Following his appearance, the session should be suspended and the Government Manifesto should be discussed within individual parliamentary committees. A parliamentary debate on the Manifesto will start on Tuesday (April 19). It is expected to take several days and be followed by a vote of confidence in the form of the Government Manifesto’s approval. The ruling coalition needs at least 76 votes for the approval. Four ruling parties have 81 votes in total.
The Government – featuring Smer-SD, the Slovak National Party (SNS), Most-Hid and Siet (Network) – passed the Manifesto last Wednesday (April 13). It accents four broad priorities, including the fight against unemployment, reducing regional disparities, fighting corruption, and ushering in policies leading to a functioning state.
The Slovak equivalent of the Speech from the Throne in the UK, the Government Manifesto is traditionally discussed in-depth in the House. Four years ago, debate on the Manifesto went from May 2-15 even though it was a one-party government. A total of 62 MPs took to the podium in 2012 and the discussion lasted some 30 hours.

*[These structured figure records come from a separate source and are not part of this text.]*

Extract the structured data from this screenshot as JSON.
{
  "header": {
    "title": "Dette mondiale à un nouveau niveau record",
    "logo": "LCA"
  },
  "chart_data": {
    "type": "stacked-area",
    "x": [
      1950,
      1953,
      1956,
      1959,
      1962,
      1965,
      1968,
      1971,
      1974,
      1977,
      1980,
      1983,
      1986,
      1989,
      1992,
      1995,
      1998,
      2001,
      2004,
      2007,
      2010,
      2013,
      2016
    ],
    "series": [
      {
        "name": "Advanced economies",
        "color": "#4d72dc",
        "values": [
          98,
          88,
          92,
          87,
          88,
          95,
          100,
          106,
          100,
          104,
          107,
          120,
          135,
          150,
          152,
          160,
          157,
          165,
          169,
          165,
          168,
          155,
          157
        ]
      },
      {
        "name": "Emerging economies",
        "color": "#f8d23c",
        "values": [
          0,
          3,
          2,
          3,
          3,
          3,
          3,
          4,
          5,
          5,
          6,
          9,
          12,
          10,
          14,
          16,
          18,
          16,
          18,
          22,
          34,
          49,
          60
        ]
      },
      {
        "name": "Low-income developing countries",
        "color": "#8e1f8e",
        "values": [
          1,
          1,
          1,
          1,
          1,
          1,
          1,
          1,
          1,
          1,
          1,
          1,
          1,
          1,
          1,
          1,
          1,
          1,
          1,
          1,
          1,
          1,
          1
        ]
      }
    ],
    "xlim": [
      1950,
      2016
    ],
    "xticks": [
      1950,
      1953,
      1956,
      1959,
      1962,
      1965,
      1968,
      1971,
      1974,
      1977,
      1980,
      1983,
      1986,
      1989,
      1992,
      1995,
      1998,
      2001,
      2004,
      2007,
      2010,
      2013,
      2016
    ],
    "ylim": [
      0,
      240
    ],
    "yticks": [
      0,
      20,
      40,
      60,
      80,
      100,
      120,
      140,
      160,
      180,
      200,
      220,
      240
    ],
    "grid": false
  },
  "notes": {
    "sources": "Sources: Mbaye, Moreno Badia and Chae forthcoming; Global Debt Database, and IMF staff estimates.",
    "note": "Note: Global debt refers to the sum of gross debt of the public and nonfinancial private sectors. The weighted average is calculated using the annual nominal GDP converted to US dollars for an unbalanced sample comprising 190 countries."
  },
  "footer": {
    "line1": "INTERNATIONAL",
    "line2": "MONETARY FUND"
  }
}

Fico has been commissioned by the Cabinet to submit the proposal for the new Government Manifesto for the third time. However, due to his health problems the task will be carried out by Vice-Premier for Investments Peter Pellegrini.
The Government and Opposition will, among other matters, discuss a dispute over the redistribution of seats on parliamentary committees. Opposition MP Daniel Lipsic (OLaNO-NOVA) said that the ruling coalition disrespects the result of the general election and wants to have a super majority in the parliamentary defence and security committees.
Another dispute concerning parliamentary committees was initiated by former Siet (Network) party member MP Miroslav Beblavy, now Independent, who doesn’t like his assignation to the foreign affairs committee. With his financial expertise, he said would prefer to sit on the finance and budget committee.
Danko has promised to address these issues, but noted that every legislator was elected to represent a certain party. “If we had been discussing the assignation of all 150 MPs, we wouldn’t have been able to assemble a new Parliament,” he said in reference to the awkward status of far-right Kotlerba-People’s Party Our Slovakia.